Who wants the flu? According to the Centers for Disease Control (CDC), over 3,000 people die of flu annually as a result of an influenza vius. Because there is no CDC for pets, there’s no way to tell for sure how many dogs die of the canine influenza virus annually, but we know some do. The good news is that the overwhelming number of people or dogs with flu have an awful couple of days and recover just fine, though some people (especially seniors) and some dogs require hospitalization.
The reality is that we don’t live on this planet alone with dogs – other species serve as influenza reservoirs. according to Science Daily.
Avian influenza viruses can cause severe disease and have historically caused several devastating pandemics when introduced into the human population. Therefore, a world-wide surveillance program has been set up to monitor influenza virus activity in birds.

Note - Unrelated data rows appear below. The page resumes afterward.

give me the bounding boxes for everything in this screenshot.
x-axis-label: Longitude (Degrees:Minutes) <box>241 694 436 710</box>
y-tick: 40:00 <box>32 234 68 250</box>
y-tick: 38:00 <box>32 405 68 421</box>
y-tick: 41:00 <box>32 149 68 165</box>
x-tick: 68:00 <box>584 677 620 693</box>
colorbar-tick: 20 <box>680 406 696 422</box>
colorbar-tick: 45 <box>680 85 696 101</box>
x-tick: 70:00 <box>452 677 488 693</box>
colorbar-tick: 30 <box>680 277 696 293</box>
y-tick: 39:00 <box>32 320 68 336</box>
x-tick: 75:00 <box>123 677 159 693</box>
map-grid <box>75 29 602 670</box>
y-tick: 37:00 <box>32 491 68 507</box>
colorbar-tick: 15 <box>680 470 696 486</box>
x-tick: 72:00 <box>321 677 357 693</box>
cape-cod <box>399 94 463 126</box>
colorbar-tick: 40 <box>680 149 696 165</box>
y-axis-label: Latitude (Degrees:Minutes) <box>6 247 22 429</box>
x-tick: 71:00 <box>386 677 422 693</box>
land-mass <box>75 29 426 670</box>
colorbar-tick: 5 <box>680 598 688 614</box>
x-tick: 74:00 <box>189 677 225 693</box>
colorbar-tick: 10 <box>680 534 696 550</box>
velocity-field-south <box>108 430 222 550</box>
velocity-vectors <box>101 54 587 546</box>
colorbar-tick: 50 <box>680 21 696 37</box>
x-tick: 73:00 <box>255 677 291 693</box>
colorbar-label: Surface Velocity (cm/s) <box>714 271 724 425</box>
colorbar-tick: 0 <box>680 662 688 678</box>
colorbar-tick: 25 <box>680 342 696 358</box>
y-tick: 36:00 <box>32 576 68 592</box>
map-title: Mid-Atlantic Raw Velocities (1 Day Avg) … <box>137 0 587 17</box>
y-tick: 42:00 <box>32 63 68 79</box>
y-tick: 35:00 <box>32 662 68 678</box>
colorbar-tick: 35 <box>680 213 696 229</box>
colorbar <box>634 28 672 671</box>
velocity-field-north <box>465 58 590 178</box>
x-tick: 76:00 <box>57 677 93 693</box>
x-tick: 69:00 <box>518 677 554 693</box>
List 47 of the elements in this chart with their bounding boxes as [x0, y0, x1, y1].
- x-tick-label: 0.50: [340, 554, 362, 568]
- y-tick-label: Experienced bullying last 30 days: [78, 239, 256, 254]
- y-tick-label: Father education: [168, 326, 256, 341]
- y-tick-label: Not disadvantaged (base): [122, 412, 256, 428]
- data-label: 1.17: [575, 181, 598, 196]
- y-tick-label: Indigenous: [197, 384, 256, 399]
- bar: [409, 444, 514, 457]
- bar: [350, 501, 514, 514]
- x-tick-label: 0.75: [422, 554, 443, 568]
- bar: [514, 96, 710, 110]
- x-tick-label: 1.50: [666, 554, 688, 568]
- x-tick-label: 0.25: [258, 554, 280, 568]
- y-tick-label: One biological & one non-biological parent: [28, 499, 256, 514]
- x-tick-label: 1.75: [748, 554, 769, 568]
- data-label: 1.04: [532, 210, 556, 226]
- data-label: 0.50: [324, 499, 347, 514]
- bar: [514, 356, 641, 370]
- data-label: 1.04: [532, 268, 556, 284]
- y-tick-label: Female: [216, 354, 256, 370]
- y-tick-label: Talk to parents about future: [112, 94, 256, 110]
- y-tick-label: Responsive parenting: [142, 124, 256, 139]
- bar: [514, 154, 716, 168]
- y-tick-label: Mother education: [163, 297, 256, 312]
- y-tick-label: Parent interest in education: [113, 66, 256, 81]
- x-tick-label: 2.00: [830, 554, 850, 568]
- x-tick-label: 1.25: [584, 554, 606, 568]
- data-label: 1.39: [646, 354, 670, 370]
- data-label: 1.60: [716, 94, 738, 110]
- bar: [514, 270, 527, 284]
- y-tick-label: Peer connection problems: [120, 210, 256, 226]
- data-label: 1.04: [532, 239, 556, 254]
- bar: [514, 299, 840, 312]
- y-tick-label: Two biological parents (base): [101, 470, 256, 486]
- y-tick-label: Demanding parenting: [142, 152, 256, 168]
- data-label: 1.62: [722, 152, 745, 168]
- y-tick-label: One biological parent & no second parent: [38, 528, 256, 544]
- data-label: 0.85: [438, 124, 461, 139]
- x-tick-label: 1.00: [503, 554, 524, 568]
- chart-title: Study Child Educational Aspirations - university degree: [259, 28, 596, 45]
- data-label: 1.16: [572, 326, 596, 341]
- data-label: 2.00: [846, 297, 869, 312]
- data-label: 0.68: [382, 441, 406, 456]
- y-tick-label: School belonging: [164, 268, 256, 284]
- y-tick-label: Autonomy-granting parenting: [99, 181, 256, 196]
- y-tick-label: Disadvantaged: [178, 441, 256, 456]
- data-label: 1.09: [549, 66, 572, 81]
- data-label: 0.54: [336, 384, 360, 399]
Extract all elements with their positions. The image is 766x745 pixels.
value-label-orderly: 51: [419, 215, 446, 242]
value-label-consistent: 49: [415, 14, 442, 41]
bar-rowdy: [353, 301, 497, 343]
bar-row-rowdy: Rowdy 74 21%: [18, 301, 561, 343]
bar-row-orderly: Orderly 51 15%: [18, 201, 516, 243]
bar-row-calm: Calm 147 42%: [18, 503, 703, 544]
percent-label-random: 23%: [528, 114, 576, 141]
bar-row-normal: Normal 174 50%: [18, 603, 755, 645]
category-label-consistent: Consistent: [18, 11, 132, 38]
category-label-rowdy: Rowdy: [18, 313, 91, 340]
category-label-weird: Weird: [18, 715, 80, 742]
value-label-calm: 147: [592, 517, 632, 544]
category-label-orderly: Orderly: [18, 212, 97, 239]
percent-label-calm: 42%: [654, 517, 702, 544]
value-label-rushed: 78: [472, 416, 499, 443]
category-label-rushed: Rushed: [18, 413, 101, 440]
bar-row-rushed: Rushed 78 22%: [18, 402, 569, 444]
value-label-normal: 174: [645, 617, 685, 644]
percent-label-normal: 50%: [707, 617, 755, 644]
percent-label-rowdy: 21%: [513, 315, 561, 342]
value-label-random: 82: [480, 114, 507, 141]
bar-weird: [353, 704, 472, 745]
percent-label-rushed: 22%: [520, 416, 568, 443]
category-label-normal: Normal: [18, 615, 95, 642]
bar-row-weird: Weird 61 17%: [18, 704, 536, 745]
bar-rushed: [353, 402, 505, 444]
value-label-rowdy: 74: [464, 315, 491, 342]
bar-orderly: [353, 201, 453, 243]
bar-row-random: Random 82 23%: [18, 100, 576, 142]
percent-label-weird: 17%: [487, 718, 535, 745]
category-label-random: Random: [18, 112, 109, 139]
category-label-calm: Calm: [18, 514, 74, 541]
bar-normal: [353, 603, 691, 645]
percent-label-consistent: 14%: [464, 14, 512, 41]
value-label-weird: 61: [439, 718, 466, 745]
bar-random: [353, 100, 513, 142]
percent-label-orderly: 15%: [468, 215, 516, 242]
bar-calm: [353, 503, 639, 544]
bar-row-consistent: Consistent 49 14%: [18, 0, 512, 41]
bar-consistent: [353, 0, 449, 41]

Surprisingly, bats are now identified as a potential new source of influenza virus. Genome sequences of influenza A-like viruses were identified in fruit bats in Central and South America.
A team at the Institute for Virology of the Medical Center — University of Freiburg, Germany, together with scientists from Switzerland and the USA, report a break-through in isolating a bat influenza virus by reconstituting fully functional bat influenza viruses in the laboratory.
It was shown that the bat influenza viruses infected not only bat cells but also human and dog cells. A corresponding study was published online on October 24, 2016, in the journal Proceedings of the National Academy of Sciences of the United States of America.
As a side note it’s interesting that people and dogs would be about equally as susceptible (without additional mutations of the virus to affect either species), again demonstrating how much we have in common with dogs.
Bats are natural hosts for several highly pathogenic viruses. Ebola and rabies virus are repeatedly transmitted from bats to humans (and to other species). However, before maligning bats (which many people fear anyway), consider that bats as a group are the number one predator to the one animal responsible for the most human deaths on earth, mosquitoes. Bats also pollinate many plants around the world, and are a key cog in the ecosystem.
While the new observation that human cells can be infected with bat influenza A-like viruses is a hint that these viruses could also potentially be transmitted to humans, there is no evidence for such transmission at this time. And scientists are not surprised at this finding, since it is known that influenza viruses are found in many species, and actually do mutate an jump species. H3N2, a canine influenza, jumped to dogs from an equine influenza virus, as one example.